I came across this article whilst going through Digg. I read it because I enjoyed watching American Football and like to find out more about the sport. I will not watch NFL again.
http://www.mensjournal.com/feature/M162/M162_CasualtiesoftheNFL.htmlThe opening paragraphs caught me and held me while I read on about the horrifying abuse that NFL players go through in play, in training and in attempts to get any sort of help from the pension fund administered by the players "union". Medical treatment meted out to the injured by team doctors should get those quacks barred from ever again practising medicine. Later in the article it is stated, without attribution, that the Board of the NFL holds that the link to brain trauma to later cognitive problems is not proven; this is a lie, as research into both forms of rugby, soccer not to mention boxing has many times shown. This deliberate ignorance of the truth by the administrators of the game should see them imprisoned.

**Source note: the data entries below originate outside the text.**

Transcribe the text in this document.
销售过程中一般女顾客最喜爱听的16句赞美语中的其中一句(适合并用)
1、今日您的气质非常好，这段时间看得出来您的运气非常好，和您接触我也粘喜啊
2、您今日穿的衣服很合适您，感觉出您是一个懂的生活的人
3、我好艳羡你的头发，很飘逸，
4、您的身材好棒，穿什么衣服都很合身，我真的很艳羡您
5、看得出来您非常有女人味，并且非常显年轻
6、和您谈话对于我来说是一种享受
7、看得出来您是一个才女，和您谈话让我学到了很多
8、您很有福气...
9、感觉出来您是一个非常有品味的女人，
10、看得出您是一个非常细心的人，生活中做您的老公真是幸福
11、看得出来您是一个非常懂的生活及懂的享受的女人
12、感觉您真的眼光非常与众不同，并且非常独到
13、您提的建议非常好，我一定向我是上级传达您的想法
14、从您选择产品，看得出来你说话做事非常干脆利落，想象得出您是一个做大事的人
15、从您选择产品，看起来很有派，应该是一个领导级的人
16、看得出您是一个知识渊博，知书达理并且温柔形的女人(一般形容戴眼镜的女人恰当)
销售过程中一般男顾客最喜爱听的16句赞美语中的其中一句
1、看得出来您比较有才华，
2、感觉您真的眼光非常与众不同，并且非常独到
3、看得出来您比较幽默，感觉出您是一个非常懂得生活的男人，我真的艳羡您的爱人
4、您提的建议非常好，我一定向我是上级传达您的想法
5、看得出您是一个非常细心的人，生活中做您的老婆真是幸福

He came off the snap and started upfield, the linebacker dead in his sights. Brian DeMarco -- 6-foot-7 and ripped at 320 pounds; the rare pulling guard who could run like hell and bench press 500 -- led his tailback, Corey Dillon, into the hole. DeMarco, with a full head of steam, was set to bury the linebacker, put a helmet between his numbers, and plant him, when someone tripped Dillon from behind. Dillon fell crosswise on the back of DeMarco's legs, pinning his knees to the turf. In slo-mo DeMarco was falling forward himself when the linebacker lowered his helmet and drove through DeMarco, knocking his chest downfield as his hips went upfield, practically cleaving him in two.

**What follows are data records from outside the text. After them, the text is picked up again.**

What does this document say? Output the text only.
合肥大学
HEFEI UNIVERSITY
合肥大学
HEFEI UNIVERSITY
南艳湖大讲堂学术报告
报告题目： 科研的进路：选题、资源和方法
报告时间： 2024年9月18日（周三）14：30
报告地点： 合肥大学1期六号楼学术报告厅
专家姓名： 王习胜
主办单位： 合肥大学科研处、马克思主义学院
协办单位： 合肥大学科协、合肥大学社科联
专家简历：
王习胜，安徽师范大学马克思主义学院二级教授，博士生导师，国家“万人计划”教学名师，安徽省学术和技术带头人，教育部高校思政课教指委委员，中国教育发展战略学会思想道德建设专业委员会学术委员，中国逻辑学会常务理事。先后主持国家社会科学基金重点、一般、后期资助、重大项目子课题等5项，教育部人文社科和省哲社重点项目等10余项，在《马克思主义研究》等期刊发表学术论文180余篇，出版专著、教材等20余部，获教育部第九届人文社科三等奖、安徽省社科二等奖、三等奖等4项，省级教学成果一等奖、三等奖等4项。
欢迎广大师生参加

"I heard the pop in my back as I was going down and just felt this pain like I'd never felt before," says DeMarco, who had recently signed with the Cincinnati Bengals after four solid years with the Jacksonville Jaguars. "I'm at the bottom of the pile under a thousand pounds of guys, and I'm thinking, I'm never getting up. I'll never walk again."

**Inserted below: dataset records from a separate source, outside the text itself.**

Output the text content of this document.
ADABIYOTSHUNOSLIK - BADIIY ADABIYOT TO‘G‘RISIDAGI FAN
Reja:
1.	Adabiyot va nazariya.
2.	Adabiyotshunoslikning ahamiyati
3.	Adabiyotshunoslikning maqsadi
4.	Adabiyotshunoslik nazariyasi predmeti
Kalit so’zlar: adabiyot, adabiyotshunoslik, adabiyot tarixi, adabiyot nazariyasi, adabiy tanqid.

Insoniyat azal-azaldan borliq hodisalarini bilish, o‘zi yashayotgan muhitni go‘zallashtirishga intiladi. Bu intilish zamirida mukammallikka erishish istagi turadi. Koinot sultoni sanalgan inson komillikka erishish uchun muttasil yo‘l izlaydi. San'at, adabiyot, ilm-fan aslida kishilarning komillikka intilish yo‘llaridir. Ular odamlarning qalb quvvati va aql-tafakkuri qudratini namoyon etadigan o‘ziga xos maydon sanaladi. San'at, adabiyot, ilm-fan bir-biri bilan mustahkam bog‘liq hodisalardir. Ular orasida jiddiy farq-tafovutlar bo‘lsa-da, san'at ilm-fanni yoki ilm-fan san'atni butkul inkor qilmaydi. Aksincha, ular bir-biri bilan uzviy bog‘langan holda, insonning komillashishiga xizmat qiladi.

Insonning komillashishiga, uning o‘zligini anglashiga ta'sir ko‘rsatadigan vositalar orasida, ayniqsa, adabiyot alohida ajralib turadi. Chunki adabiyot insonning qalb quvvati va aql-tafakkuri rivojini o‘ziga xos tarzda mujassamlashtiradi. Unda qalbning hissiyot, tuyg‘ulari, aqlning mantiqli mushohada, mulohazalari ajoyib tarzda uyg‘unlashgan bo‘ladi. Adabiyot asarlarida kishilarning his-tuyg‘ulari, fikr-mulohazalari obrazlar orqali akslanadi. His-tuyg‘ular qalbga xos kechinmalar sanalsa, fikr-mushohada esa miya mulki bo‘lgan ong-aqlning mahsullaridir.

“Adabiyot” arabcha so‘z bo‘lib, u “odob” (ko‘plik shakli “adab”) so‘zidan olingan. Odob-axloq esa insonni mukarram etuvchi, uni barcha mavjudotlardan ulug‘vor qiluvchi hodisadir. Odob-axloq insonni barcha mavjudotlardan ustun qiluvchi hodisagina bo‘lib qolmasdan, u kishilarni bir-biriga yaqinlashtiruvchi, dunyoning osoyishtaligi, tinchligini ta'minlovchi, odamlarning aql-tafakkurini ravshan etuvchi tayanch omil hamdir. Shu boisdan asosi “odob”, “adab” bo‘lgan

In the grand scheme of things, he'd been hit harder: shots that broke ribs and left them slapped on sideways; head-to-head collisions that knocked him senseless and smashed the orbital bone around his eyes; blows that sheared knees and turned elbows inside out. None of those, however, had managed to shove his spine forward on his pelvis and shave off bits of vertebrae like ice chips. Here was terror: DeMarco couldn't work his legs, and the pain between his hips sawed him in half.